NVIDIA Technical Blog

NVIDIA Speech and Translation AI Models Set Records for Speed and Accuracy

thumbnail

Table of Contents

  1. NVIDIA Parakeet Speech Recognition Models
  2. Parakeet-TDT Model for Turbocharging Speech Recognition
  3. Canary Multilingual Model for Speech Recognition and Translation
  4. P-Flow for Custom Voice Creation

NVIDIA Parakeet Speech Recognition Models

The NVIDIA Parakeet family of models, including Parakeet CTC 1.1B, Parakeet RNNT 1.1B, and others, set records for both speed and accuracy in automatic speech recognition. These models offer fast inference speeds and high transcription accuracy rates, making them top performers on the Hugging Face Open ASR Leaderboard.

Parakeet-TDT Model for Turbocharging Speech Recognition

The Parakeet-TDT 1.1B model stands out for achieving exceptional accuracy in transcribing spoken English while also being 64% faster than other Parakeet models in the evaluations on the Hugging Face leaderboard. This model showcases advancements in speech recognition technology that improve efficiency and accuracy simultaneously.

Canary Multilingual Model for Speech Recognition and Translation

The Canary 1B model by NVIDIA is a multilingual multitasking model that excels in accuracy across various benchmarks.

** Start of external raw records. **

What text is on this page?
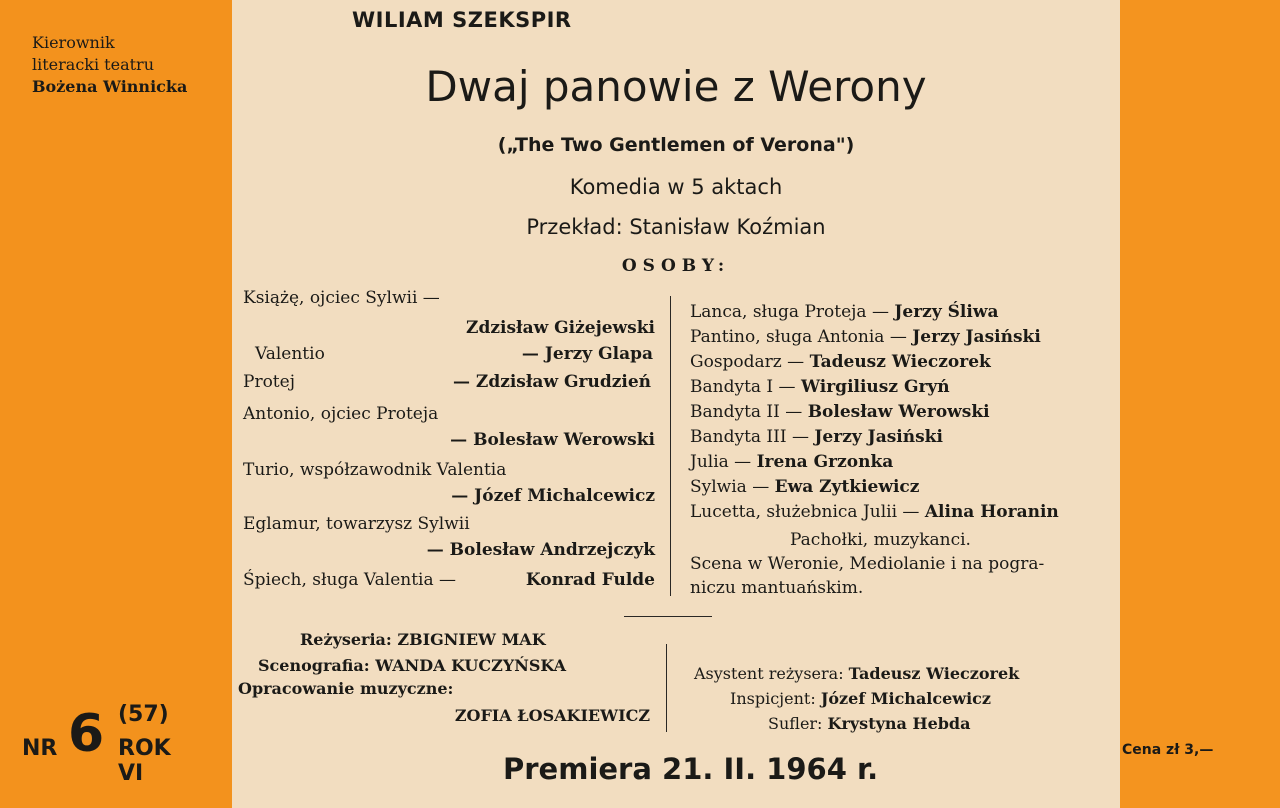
Kierownik
literacki teatru
Bożena Winnicka
NR 6 (57)
ROK VI
Cena zł 3,—
WILIAM SZEKSPIR
Dwaj panowie z Werony
(„The Two Gentlemen of Verona")
Komedia w 5 aktach
Przekład: Stanisław Koźmian
OSOBY:
Książę, ojciec Sylwii —
Zdzisław Giżejewski
Valentio	— Jerzy Glapa
Protej	— Zdzisław Grudzień
Antonio, ojciec Proteja
— Bolesław Werowski
Turio, współzawodnik Valentia
— Józef Michalcewicz
Eglamur, towarzysz Sylwii
— Bolesław Andrzejczyk
Śpiech, sługa Valentia —	Konrad Fulde
Lanca, sługa Proteja — Jerzy Śliwa
Pantino, sługa Antonia — Jerzy Jasiński
Gospodarz — Tadeusz Wieczorek
Bandyta I — Wirgiliusz Gryń
Bandyta II — Bolesław Werowski
Bandyta III — Jerzy Jasiński
Julia — Irena Grzonka
Sylwia — Ewa Zytkiewicz
Lucetta, służebnica Julii — Alina Horanin
Pachołki, muzykanci.
Scena w Weronie, Mediolanie i na pogra-
niczu mantuańskim.
Reżyseria: ZBIGNIEW MAK
Scenografia: WANDA KUCZYŃSKA
Opracowanie muzyczne:
ZOFIA ŁOSAKIEWICZ
Asystent reżysera: Tadeusz Wieczorek
Inspicjent: Józef Michalcewicz
Sufler: Krystyna Hebda
Premiera 21. II. 1964 r.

Offering bidirectional translation between English and German, French, and Spanish, Canary leads the pack on the Hugging Face Open ASR Leaderboard with an average Word Error Rate of 6.67%. Its unique architecture and features make it a versatile and high-performing model for speech recognition and translation tasks.

P-Flow for Custom Voice Creation

NVIDIA's P-Flow model won the LIMMITS '24 challenge by demonstrating its capability to create personalized high-quality voices for speakers. With a short speech prompt, P-Flow can synthesize voices in multiple languages, replicating vocal qualities accurately. This model leverages advanced techniques for speaker voice adaptation and generative speech synthesis, setting new standards in customized voice creation.